We spotted a woman with auburn-colored hair across the road in front of her house and she spotted us at the same time. We've learned that Southerners can't stand to see anybody lost. It's almost a personal affront and if you're lost, at least they don't want you to be friendless too.
"Can I ask you a question?" I yelled across the road as we walked toward each other. The answer was, of course, yes.
I explained our confusion and she started to give directions that included "catching a little itty bitty road down the way" and then she said, "It'll be easier just to drive you there," motioning to her Jeep and for a minute I thought she might drive us there and then give us her car.
"Follow me, it's only a mile."
A mile? If it wasn't three miles I am a white squirrel and 15 minutes later she led us to this itty bitty road that we would have never found. She had now gone 30 minutes out of her way.
"Do you drink wine?" I asked because we had six or so bottles in the car, packed because I didn't know if parts of the South were still dry or if they were as soused as the rest of the country.
"No, I don't,'' she said, with a North Carolina Blue Ridge twang that sounded like mountain music.
Maybe friendliness comes with people having a front porch. It seems like everybody in the South has one and front porches breed friendliness.
The most spectacular front porches were in Charleston, S.C., and if that wasn't enough they had side porches too. I've never seen so many; if a house was three stories high, they'd have three porches. Their porches had porches.
I also have never seen such a concentration of beautiful homes. I like Bakersfield, and we have some attractive houses and neighborhoods but Charleston makes Bakersfield look like a teardown. As Buck Owens used to say, in jest because he had more money than anybody, "If I had your money, I'd burn mine."
If you have a house in Charleston, your family could live there and you could see them when you wanted but when people wore out, they could retreat to their wing and you to yours and then you could reconvene next Thanksgiving.

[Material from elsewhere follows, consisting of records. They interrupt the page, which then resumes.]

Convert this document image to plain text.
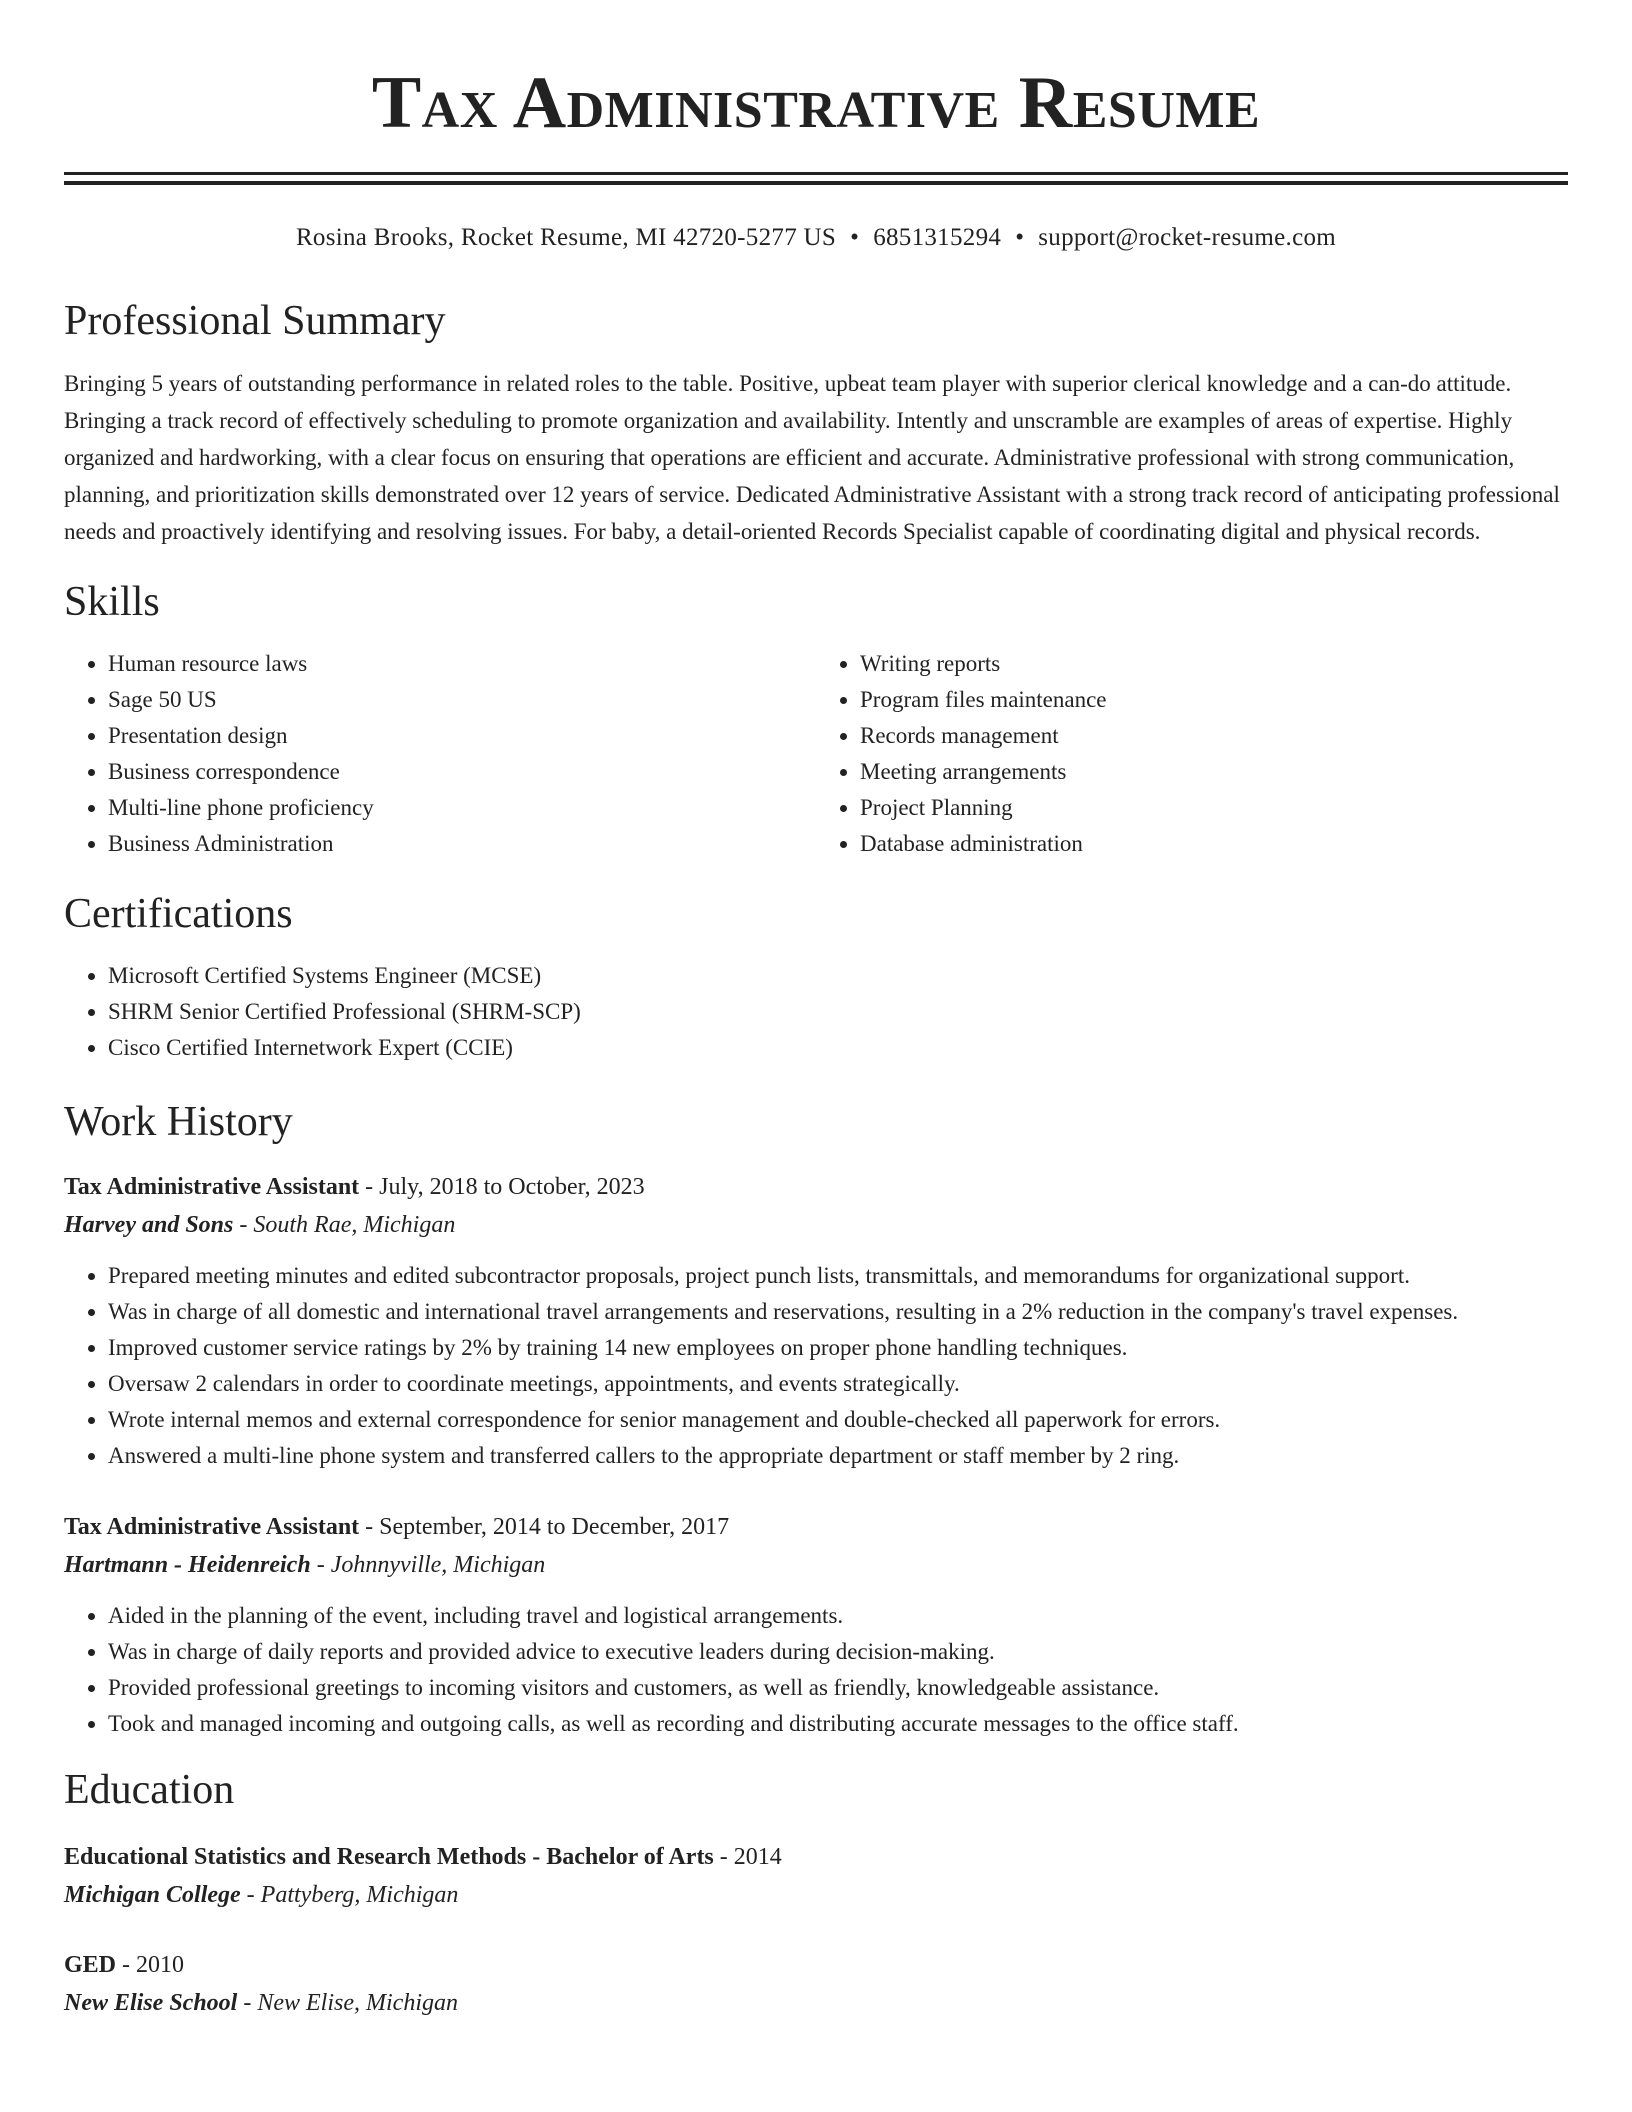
Tax Administrative Resume
Rosina Brooks, Rocket Resume, MI 42720-5277 US • 6851315294 • support@rocket-resume.com
Professional Summary

Bringing 5 years of outstanding performance in related roles to the table. Positive, upbeat team player with superior clerical knowledge and a can-do attitude. Bringing a track record of effectively scheduling to promote organization and availability. Intently and unscramble are examples of areas of expertise. Highly organized and hardworking, with a clear focus on ensuring that operations are efficient and accurate. Administrative professional with strong communication, planning, and prioritization skills demonstrated over 12 years of service. Dedicated Administrative Assistant with a strong track record of anticipating professional needs and proactively identifying and resolving issues. For baby, a detail-oriented Records Specialist capable of coordinating digital and physical records.

Skills
• Human resource laws
• Sage 50 US
• Presentation design
• Business correspondence
• Multi-line phone proficiency
• Business Administration
• Writing reports
• Program files maintenance
• Records management
• Meeting arrangements
• Project Planning
• Database administration
Certifications
• Microsoft Certified Systems Engineer (MCSE)
• SHRM Senior Certified Professional (SHRM-SCP)
• Cisco Certified Internetwork Expert (CCIE)
Work History
Tax Administrative Assistant - July, 2018 to October, 2023
Harvey and Sons - South Rae, Michigan
• Prepared meeting minutes and edited subcontractor proposals, project punch lists, transmittals, and memorandums for organizational support.
• Was in charge of all domestic and international travel arrangements and reservations, resulting in a 2% reduction in the company's travel expenses.
• Improved customer service ratings by 2% by training 14 new employees on proper phone handling techniques.
• Oversaw 2 calendars in order to coordinate meetings, appointments, and events strategically.
• Wrote internal memos and external correspondence for senior management and double-checked all paperwork for errors.
• Answered a multi-line phone system and transferred callers to the appropriate department or staff member by 2 ring.
Tax Administrative Assistant - September, 2014 to December, 2017
Hartmann - Heidenreich - Johnnyville, Michigan
• Aided in the planning of the event, including travel and logistical arrangements.
• Was in charge of daily reports and provided advice to executive leaders during decision-making.
• Provided professional greetings to incoming visitors and customers, as well as friendly, knowledgeable assistance.
• Took and managed incoming and outgoing calls, as well as recording and distributing accurate messages to the office staff.
Education
Educational Statistics and Research Methods - Bachelor of Arts - 2014
Michigan College - Pattyberg, Michigan
GED - 2010
New Elise School - New Elise, Michigan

Along with the porches and spectacular houses in Charleston, we noticed lots of "Hiring" signs in store, bar and restaurant windows. That was true everywhere we went. Everybody is looking for employees.
The reference to white squirrels wasn't exactly random based on our visit with Keith and Gena Hawk, our former neighbors who used to live on 21st and Pine and who now live in Brevard, N.C., just about as pretty a place as any we'd seen. Keith asked us if we'd seen a white squirrel yet.
White squirrel? Is that like seeing a Southern leprechaun or a smaller version of Bigfoot?
When I shook my head both to convey skepticism as well as "No, we haven't," Keith said, "And they're not albinos either."
If they existed, the idea of a white squirrel was more palatable than the masses of brown squirrels we have on the bike path that seem to have no natural predators outside of bike wheels.
I wondered what the punchline was and when he might let the greenhorn in on the joke.
A few minutes later a white squirrel ran across their front lawn and scampered up a poplar tree. We could use some of those along with Gena's home cooking, which we miss.
Her cooking and their graciousness. Keith's Southern, from Brevard, and she might as well be. The night we were there they took us to an Argentinian asado barbecue at friends who live on the French Broad River. These people can hardly get together without music.
James and Tricia Johnson and Rob and Beth Mangum played the mandolin, guitar, stand-up bass and a fiddle. They had plenty of good bluegrass in their repertoire but they played "Streets of Bakersfield" and "Mama Tried," because they wanted to welcome us. Make us feel comfortable. It was hard not to be.